Growth remains important. But the economics of AI, or the huge computing costs associated with training and running models, are forcing next-generation technology companies to pivot their sales strategies.

The barrier to becoming an “AI company” is now incredibly low. For those with the courage and entrepreneurial spirit, explore coding your home office atmosphere. But while revenue growth from every new customer was almost pure profit for software startups in the previous period, AI startups now face tough computing costs, Colas noted.

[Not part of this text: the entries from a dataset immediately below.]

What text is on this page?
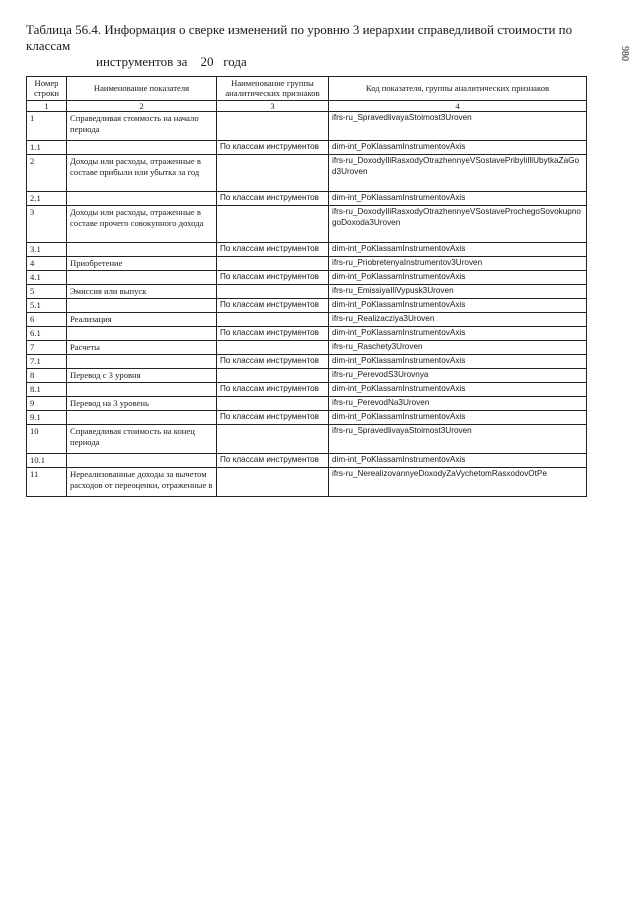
980
Таблица 56.4. Информация о сверке изменений по уровню 3 иерархии справедливой стоимости по классам
инструментов за 20 года
Номер строки	Наименование показателя	Наименование группы аналитических признаков	Код показателя, группы аналитических признаков
1	2	3	4
1	Справедливая стоимость на начало периода		ifrs-ru_SpravedlivayaStoimost3Uroven
1.1		По классам инструментов	dim-int_PoKlassamInstrumentovAxis
2	Доходы или расходы, отраженные в составе прибыли или убытка за год		ifrs-ru_DoxodyIliRasxodyOtrazhennyeVSostavePribyliIliUbytkaZaGod3Uroven
2.1		По классам инструментов	dim-int_PoKlassamInstrumentovAxis
3	Доходы или расходы, отраженные в составе прочего совокупного дохода		ifrs-ru_DoxodyIliRasxodyOtrazhennyeVSostaveProchegoSovokupnogoDoxoda3Uroven
3.1		По классам инструментов	dim-int_PoKlassamInstrumentovAxis
4	Приобретение		ifrs-ru_PriobretenyaInstrumentov3Uroven
4.1		По классам инструментов	dim-int_PoKlassamInstrumentovAxis
5	Эмиссия или выпуск		ifrs-ru_EmissiyaIliVypusk3Uroven
5.1		По классам инструментов	dim-int_PoKlassamInstrumentovAxis
6	Реализация		ifrs-ru_Realizacziya3Uroven
6.1		По классам инструментов	dim-int_PoKlassamInstrumentovAxis
7	Расчеты		ifrs-ru_Raschety3Uroven
7.1		По классам инструментов	dim-int_PoKlassamInstrumentovAxis
8	Перевод с 3 уровня		ifrs-ru_PerevodS3Urovnya
8.1		По классам инструментов	dim-int_PoKlassamInstrumentovAxis
9	Перевод на 3 уровень		ifrs-ru_PerevodNa3Uroven
9.1		По классам инструментов	dim-int_PoKlassamInstrumentovAxis
10	Справедливая стоимость на конец периода		ifrs-ru_SpravedlivayaStoimost3Uroven
10.1		По классам инструментов	dim-int_PoKlassamInstrumentovAxis
11	Нереализованные доходы за вычетом расходов от переоценки, отраженные в		ifrs-ru_NerealizovannyeDoxodyZaVychetomRasxodovOtPe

Software companies were obsessed with renting out their platforms in exchange for a fee, with the mantra of swallowing users and growing at all costs. As Colas observed, the tech giants also built their customer relationships on a fixed-fee model.

In contrast, the new generation of AI startups should focus on paid options from the beginning. Having the “right” users (e.g. early adopters willing to put in the cash) is more important than pure growth. And most importantly, because computing costs are so high, the sales model will be proportional instead of flat.

“This difference is one reason why AI is so highly valued,” Collas wrote. “These companies intentionally set prices to shift profits from users to their own profit and loss statements.”